Back in the kitchen 2028 #RepealThe19th pic.twitter.com/bppIAqQCMF
— The American White Nigga (@mrwienernigga92) February 14, 2026
His views on women's suffrage place him within a wider online movement. The hashtag #RepealThe19th has circulated persistently on X, and the argument has spread from anonymous accounts into the stated positions of identifiable figures including pastors, podcasters and far-right commentators.
Men who keep trumpeting #repealthe19th narratives are a bit delusional.
— Kaeley Triller (@KaeleyT) March 17, 2026
You’re not going to fix the excesses of the sexual revolution by recreating the oppressive conditions that birthed the sexual revolution in the first place.
The Brennan Center for Justice notes that even after the 19th Amendment's ratification, millions of women of colour faced discriminatory barriers to voting for decades, a reality the centre says illustrates why the protection has needed active enforcement rather than rollback.
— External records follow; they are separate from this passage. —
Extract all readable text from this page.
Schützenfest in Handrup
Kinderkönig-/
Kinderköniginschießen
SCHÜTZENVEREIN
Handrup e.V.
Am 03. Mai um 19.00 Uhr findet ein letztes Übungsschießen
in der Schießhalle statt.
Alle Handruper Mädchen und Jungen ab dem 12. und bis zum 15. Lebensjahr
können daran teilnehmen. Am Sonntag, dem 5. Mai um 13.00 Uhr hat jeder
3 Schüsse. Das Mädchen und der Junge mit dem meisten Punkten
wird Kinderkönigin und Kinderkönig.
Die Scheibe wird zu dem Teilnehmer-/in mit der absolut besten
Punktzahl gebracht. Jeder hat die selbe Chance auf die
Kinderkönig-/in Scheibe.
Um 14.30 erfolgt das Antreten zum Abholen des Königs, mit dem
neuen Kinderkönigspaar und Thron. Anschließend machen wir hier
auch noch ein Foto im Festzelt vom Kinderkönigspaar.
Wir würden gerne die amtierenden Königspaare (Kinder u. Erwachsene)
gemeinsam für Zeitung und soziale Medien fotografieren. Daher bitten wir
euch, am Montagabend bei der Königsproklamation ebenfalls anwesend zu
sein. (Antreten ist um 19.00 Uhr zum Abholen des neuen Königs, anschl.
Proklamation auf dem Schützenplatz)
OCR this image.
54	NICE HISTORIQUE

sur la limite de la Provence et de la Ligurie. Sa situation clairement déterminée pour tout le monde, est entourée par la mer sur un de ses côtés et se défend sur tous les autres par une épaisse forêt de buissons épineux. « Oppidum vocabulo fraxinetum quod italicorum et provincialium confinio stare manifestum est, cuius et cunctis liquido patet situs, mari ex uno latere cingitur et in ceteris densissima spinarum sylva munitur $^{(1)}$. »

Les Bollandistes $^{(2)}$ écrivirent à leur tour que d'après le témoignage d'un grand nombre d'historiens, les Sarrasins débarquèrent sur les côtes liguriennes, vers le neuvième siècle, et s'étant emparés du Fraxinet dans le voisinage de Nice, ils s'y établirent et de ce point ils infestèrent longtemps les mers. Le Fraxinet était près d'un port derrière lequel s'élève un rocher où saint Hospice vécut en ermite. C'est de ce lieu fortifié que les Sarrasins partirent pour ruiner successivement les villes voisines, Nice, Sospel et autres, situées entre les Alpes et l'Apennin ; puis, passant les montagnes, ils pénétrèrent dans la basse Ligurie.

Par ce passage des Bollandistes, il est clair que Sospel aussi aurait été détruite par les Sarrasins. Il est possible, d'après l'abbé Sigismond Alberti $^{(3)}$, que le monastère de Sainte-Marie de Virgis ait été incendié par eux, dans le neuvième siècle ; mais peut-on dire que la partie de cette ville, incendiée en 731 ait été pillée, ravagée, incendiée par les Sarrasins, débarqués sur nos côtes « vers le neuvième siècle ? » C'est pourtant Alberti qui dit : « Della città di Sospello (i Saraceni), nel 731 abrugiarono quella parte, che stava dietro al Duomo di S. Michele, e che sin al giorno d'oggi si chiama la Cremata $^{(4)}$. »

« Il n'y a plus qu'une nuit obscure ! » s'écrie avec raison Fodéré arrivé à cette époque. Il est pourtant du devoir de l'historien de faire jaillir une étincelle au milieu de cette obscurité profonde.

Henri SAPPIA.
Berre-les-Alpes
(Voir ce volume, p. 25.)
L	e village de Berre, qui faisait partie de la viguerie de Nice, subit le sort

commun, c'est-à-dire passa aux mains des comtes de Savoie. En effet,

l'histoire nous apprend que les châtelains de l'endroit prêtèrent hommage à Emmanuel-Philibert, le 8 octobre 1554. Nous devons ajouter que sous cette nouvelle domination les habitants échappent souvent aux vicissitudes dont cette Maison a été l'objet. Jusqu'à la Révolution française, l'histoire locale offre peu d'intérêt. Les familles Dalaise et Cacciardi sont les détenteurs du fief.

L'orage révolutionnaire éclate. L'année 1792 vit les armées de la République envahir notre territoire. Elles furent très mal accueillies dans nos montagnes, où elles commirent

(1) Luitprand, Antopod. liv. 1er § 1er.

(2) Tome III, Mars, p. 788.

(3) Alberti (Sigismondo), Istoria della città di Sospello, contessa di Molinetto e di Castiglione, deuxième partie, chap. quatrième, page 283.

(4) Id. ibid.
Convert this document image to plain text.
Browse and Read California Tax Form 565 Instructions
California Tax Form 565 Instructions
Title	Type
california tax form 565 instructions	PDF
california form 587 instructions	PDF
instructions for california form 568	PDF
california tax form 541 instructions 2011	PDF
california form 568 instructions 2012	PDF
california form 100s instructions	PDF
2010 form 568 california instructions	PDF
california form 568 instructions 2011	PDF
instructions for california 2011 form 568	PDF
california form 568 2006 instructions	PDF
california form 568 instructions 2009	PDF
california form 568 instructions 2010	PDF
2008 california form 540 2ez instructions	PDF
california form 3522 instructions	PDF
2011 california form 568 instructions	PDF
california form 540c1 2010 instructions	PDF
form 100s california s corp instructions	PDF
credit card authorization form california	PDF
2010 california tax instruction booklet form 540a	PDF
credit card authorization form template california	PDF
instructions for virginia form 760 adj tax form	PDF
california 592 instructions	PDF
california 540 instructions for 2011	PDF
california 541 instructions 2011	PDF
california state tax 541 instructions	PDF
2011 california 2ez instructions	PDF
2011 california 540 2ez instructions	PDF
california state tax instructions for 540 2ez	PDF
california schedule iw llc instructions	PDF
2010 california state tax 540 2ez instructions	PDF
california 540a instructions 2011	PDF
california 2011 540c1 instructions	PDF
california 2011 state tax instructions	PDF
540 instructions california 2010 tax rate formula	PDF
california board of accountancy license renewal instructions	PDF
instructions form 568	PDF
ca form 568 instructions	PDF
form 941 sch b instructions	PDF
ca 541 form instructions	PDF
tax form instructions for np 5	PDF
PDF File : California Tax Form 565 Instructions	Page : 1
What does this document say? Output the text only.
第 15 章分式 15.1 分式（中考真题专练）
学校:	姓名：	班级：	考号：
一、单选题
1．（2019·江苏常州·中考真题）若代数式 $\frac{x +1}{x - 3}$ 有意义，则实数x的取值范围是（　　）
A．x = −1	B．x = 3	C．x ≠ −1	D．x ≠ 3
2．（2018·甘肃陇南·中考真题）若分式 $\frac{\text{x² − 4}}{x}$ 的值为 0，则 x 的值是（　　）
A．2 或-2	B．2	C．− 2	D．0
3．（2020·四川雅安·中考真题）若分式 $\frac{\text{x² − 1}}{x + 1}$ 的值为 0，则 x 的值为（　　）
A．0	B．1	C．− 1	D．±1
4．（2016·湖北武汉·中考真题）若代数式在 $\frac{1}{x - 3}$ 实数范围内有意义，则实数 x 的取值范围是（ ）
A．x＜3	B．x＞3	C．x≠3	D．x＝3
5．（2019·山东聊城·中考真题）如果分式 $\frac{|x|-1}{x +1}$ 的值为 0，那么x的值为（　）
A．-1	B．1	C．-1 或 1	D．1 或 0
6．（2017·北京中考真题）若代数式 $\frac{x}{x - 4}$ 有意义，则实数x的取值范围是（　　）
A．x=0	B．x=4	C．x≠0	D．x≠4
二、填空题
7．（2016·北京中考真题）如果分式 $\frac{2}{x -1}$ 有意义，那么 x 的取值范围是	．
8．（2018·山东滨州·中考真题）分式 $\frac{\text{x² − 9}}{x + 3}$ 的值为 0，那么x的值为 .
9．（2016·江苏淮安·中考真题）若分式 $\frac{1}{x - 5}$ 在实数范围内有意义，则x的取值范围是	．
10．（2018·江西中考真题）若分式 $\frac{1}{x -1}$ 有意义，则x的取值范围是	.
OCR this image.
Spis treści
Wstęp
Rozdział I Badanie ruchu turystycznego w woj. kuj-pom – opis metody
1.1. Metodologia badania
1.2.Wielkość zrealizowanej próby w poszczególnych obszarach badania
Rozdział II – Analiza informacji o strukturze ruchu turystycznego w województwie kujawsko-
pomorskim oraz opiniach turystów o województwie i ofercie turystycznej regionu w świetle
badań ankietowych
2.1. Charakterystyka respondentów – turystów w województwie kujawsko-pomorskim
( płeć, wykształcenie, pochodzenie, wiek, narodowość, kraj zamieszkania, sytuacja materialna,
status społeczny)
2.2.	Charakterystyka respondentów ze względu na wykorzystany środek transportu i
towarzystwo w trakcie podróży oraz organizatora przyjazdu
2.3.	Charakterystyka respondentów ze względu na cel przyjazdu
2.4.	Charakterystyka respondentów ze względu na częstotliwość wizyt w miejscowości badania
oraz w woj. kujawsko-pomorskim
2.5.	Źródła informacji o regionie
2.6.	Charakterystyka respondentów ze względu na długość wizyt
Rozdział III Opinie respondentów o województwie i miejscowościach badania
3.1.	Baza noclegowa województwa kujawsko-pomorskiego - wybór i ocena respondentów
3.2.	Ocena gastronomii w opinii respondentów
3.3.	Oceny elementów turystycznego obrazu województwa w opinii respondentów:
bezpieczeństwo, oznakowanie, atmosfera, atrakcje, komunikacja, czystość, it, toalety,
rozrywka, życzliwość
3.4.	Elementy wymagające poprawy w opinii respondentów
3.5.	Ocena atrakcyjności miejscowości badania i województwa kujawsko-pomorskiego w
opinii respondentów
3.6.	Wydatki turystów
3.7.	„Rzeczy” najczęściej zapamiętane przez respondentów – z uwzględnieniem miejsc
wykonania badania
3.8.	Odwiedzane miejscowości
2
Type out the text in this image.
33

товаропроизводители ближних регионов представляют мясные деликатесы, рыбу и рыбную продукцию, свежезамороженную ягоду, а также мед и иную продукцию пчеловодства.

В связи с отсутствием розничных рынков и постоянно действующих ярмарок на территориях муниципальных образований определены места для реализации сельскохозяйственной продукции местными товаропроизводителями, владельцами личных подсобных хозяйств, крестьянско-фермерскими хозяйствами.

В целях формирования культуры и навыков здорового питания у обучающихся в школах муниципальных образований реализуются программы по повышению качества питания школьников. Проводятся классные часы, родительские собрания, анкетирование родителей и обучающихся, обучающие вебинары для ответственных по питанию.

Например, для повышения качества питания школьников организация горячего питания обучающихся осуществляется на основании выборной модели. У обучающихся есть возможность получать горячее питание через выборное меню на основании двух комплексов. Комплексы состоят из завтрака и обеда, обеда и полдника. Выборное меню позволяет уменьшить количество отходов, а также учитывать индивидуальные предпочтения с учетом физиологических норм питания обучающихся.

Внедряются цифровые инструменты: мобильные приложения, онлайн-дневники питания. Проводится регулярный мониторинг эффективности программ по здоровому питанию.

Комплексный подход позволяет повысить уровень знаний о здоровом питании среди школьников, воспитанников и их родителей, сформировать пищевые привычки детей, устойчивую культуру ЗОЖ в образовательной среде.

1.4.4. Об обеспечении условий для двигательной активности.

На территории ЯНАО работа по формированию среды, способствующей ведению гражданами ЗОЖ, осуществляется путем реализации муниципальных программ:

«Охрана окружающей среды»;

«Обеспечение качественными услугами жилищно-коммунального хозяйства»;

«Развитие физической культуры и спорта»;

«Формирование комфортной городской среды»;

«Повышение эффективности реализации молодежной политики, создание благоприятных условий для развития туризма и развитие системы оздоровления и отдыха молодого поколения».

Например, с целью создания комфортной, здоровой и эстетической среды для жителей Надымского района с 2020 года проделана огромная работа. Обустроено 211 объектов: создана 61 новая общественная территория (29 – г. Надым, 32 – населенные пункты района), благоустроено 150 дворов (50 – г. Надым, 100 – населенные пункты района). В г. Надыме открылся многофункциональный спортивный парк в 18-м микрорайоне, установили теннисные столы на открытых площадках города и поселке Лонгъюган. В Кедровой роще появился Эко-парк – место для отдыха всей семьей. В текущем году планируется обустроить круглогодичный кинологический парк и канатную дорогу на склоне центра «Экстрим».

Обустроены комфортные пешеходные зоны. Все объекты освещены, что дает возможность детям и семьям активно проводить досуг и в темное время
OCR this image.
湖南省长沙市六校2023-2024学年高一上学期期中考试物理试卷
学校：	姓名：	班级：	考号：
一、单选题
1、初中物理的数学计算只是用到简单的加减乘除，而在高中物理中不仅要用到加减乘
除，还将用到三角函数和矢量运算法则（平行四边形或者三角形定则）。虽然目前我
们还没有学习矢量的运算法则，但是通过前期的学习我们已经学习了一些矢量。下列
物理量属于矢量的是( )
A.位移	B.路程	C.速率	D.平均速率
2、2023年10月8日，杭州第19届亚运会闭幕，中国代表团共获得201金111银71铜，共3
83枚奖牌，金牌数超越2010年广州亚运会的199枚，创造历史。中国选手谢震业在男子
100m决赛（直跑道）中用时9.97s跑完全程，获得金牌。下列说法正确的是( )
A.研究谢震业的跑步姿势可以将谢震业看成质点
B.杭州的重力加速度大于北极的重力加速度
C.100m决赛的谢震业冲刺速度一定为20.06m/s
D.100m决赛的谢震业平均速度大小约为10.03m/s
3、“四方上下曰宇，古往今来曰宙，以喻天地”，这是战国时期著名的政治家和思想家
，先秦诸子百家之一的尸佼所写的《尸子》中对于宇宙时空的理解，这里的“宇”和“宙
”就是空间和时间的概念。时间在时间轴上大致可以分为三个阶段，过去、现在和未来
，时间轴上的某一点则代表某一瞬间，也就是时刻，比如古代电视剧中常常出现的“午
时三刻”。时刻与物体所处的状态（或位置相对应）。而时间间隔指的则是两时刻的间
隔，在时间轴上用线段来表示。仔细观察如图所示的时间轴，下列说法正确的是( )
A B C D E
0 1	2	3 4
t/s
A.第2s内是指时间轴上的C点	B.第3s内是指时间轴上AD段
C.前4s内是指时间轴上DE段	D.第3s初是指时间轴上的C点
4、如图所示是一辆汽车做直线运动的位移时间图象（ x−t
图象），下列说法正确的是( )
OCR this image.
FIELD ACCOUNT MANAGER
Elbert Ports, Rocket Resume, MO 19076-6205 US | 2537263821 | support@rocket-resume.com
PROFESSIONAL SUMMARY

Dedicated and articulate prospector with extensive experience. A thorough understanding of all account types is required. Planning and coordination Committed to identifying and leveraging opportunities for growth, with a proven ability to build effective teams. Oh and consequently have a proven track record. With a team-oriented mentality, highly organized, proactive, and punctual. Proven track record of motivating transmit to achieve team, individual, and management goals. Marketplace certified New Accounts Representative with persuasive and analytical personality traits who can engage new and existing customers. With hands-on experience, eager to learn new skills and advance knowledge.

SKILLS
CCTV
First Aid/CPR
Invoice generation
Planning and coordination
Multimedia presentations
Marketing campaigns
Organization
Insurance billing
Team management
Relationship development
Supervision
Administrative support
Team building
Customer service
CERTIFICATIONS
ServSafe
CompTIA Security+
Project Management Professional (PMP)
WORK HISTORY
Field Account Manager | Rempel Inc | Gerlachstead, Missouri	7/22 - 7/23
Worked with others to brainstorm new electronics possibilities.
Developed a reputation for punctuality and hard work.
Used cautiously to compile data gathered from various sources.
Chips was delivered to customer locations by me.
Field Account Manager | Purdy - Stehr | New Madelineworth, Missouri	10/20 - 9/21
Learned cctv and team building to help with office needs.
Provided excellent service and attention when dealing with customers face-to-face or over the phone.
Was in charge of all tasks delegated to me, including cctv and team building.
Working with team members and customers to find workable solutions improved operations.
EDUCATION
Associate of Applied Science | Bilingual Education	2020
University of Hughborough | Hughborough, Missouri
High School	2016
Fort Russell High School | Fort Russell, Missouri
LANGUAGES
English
Author and commentator Jemar Tisby wrote in 2024 that Partridge's stance reflects how white Christian nationalism 'envisions not only a racial and ethnic hierarchy, but a gender hierarchy as well.'
Partridge has given no indication he intends to retract his statements, and with a book on the subject reportedly nearing publication, the debate he is deliberately seeding is unlikely to recede.